A chronicle of wonderings and wanderings, commissioned May 2009.
Last month in India, we took our good friends John and Caleb out for dinner to refresh their memories of American food and culture. They stared at the Pizza Hut menus blankly and squirmed in the booth. Salads (including a Caesar salad with jalapenos and spicy cheese balls), soups, appetizers, pizzas, sandwiches, drinks, and desserts filled nearly ten pages with colorful photos and descriptions (it’s a swankier restaurant overseas).
Finally John spoke up, “Can you tell us what to get?”
“Whatever you want—it’s your choice.”
Silence. The guys looked at each other and then back at us.
“For six weeks we’ve eaten what’s been put in front of us, gone where people have taken us… we haven’t made decisions for ourselves in a long time. So… ‘constrain’ us, to use the Indian word.”
We laughed at them both and fiendishly enjoyed their struggle to choose every element of their meal: by themselves. “Constrain me” became the funny phrase of the week, whipped out for decisions great and small.
The structure of families, communities, and churches in India has a much more hierarchical pattern than American counterparts. India is the largest democracy in the world, but most decisions that affect daily life are made by the heads of smaller, more locally-based circles. Most parents still arrange marriages for their children. Within churches, the pastor directs his elders and laymen with clout we would associate more with employers and CEOs. John and Caleb, the only Americans serving in the ministry, had already experienced intimately a culture that respects and unquestioningly accepts what is handed down by the older and wiser.
As a well-educated American this system discomforts me, as I like to be a valued part of any decision-making process that, directly or indirectly, involves my life.
------------------
This odd phrase, “constrain me,” moved sharply to the front of my mind on Sunday when a pastor, visiting the Italian church, spoke on Acts 20:17-24. In the story, Paul tells his co-workers and friends in Ephesus: “And now, look, I’m going to Jerusalem, constrained by the Spirit, not knowing what will happen to me there… except that imprisonment and afflictions wait for me.” I somehow feel that it was natural for the apostle Paul to be constrained by the will of God, allowing his own colossal passion to be directed towards taking the gospel to all kinds of dangerous places. But I don’t think I know what it looks like or feels like to be constrained for I avoid it at all costs.
Being constrained doesn’t mean being confined; it means taking up someone else’s will and values so wholly that they replace your own and become your own.
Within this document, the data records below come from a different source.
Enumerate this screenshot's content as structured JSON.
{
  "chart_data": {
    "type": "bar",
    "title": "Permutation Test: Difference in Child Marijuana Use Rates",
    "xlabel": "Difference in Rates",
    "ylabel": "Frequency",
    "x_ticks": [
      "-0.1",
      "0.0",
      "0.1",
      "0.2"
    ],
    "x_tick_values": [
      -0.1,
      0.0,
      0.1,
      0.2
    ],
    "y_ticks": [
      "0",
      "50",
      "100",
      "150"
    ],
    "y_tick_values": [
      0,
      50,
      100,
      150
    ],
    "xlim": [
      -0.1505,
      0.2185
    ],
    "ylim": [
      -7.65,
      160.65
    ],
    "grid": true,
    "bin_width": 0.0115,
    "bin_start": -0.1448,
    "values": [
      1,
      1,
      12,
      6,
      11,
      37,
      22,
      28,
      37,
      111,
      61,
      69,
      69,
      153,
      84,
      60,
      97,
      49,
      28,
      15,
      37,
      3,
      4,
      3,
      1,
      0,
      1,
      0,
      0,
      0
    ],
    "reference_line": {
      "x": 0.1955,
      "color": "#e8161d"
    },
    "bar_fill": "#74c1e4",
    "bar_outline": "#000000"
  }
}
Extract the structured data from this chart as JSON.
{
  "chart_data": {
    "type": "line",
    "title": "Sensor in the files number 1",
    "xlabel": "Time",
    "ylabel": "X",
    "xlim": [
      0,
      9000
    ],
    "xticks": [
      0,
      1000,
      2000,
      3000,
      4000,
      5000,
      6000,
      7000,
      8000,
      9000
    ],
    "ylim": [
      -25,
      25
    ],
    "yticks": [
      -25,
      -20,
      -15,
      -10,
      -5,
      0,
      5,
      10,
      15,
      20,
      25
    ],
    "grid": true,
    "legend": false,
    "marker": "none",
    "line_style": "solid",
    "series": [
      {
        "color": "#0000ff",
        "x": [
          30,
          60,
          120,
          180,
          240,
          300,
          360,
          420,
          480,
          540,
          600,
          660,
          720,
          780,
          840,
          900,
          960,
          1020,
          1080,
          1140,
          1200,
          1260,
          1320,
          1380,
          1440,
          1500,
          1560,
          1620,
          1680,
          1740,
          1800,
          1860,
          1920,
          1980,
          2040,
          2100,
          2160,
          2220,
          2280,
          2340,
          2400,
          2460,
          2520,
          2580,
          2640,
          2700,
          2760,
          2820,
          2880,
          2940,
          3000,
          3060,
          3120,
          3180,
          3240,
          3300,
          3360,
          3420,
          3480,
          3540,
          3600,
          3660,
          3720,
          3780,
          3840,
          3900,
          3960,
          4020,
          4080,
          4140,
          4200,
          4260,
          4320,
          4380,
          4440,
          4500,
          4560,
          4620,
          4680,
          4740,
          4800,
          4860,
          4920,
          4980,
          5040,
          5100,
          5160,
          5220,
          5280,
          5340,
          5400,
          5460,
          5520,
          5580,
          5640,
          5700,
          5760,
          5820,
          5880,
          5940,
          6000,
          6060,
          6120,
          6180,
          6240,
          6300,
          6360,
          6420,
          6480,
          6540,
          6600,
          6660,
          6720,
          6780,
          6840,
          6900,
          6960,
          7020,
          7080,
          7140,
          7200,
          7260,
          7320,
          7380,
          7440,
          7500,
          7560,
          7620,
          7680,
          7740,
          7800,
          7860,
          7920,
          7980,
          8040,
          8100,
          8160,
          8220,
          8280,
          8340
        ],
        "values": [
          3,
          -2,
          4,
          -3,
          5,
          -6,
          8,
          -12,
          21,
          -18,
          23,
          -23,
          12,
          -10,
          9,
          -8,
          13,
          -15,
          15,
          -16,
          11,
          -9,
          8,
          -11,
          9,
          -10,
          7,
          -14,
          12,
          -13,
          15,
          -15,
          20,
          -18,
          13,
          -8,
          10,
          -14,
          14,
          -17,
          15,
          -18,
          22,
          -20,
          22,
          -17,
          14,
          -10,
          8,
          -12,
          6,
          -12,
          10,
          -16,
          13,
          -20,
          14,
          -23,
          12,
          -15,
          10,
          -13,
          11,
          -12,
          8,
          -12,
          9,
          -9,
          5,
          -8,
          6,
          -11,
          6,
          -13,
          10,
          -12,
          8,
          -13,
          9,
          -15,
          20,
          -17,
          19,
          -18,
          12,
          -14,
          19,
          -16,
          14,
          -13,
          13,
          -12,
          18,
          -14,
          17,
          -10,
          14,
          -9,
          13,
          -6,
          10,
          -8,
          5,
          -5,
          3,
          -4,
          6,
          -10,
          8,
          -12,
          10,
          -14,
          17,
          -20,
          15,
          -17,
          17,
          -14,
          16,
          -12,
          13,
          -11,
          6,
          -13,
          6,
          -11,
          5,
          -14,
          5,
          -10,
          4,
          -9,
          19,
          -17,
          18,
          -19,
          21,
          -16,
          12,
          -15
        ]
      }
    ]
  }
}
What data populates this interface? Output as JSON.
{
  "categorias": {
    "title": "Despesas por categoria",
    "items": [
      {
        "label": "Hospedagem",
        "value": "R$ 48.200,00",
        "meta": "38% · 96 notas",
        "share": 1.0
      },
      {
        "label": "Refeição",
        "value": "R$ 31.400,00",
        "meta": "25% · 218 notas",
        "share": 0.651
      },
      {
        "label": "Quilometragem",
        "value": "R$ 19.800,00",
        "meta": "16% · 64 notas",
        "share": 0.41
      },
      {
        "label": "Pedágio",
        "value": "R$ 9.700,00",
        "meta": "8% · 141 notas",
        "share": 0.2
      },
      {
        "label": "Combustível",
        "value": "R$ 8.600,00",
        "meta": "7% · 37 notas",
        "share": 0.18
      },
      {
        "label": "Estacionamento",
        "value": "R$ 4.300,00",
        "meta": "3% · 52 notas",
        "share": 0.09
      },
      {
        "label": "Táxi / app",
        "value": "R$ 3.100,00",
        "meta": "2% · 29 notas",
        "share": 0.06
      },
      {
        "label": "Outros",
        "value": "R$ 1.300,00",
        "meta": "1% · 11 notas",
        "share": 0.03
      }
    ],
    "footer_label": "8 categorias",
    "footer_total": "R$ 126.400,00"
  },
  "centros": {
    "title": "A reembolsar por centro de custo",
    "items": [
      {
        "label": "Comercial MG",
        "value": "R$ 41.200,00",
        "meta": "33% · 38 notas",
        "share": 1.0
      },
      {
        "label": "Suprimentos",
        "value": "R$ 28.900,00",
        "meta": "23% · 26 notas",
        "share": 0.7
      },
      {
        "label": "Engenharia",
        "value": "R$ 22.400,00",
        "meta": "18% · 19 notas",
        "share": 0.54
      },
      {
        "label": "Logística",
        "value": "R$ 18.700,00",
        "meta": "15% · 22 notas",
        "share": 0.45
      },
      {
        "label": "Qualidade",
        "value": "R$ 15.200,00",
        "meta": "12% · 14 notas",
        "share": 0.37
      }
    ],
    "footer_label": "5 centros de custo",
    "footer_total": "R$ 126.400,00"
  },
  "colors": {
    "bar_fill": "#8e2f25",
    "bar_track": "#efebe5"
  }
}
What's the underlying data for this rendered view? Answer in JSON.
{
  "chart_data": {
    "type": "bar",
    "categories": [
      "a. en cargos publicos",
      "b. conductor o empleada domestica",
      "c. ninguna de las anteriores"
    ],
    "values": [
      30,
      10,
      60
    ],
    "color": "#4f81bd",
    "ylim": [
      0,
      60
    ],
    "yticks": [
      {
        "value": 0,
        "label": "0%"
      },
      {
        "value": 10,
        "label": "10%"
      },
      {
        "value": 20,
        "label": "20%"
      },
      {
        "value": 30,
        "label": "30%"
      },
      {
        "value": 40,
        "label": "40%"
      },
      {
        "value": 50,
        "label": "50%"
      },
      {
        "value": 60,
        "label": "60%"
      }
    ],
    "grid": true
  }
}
You accept what is placed before you, whether it’s a bowl of rice or a pizza or a doomed prison sentence with a quiet word of thanks, a blessing, to God.
For Paul it was the overwhelming, comforting presence constraining him that trumped the fear prompted by warnings of suffering and captivity. And here I am reminded that being steered by another is not the evil thing or the good. What matters is the will that is at the helm. We are all constrained, if not by someone else’s will then by our own.